Take this for example: March had a record number of open positions, according to federal data that goes back to 2000, and workers were voluntarily leaving their jobs at a rate that matches its historical high. Burning Glass Technologies, a firm that analyzes millions of job listings a day, found that the share of postings that say “no experience necessary” is up two-thirds over 2019 levels, while the share of those promising a starting bonus has doubled.
Let this sink in deeply. While bosses are crying for workers, the country’s economy is opening up, and Republicans are blaming supplemental unemployment benefits for the boycott by under- and unemployed workers, other workers who kept their jobs and have been drawing paychecks in the pandemic, are leaving their jobs in record numbers. Just to sharpen the edge on the point, these are workers who are leaving their jobs even though they know that voluntarily leaving will disqualify them from unemployment, stimi-benefits or not. In a casual conversation the other day, I heard that state workers in the department of health were leaving right and left, although in their case they may be fried from a career catastrophe from a once-in-a-lifetime public health pandemic. Whatever, it’s another brick in my wall.

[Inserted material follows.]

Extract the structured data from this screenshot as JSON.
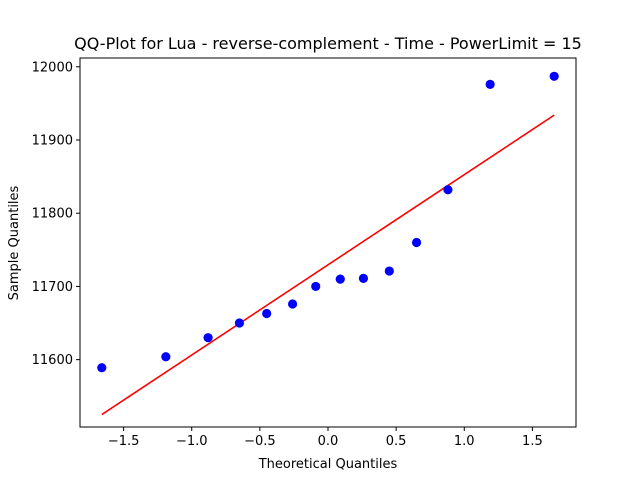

The Times’ story indirectly makes the point that these 40+ million odd “not so swell” jobs at the bottom of the employment ladder are going asking not just because of money, but also because workers are looking for a different future in their work with more opportunity, actual training, a feeling of accomplishment, and, hey, maybe even some flexibility in the work hours. Workers are rising for sure, but are these demands really so radical? Some employers are getting the message and saying, “we hear you.” Even big ones like IBM are expanding their applicant pool, going back to people they had rejected before, looking past whether there was a college degree, and agreeing that, just maybe, they need to get back on the job and actually train workers for the jobs on offer.
If this is the first time that workers in the current generation, who have been hammered by the Great Recession and the once-in-a-century pandemic, are driving the jobs’ bus, let’s hope they have the seatbelts tightened and enough gas in the tank to take that baby all the way to real change in the relationship between employers and workers. With or without a union, workers are winning this silent strike now.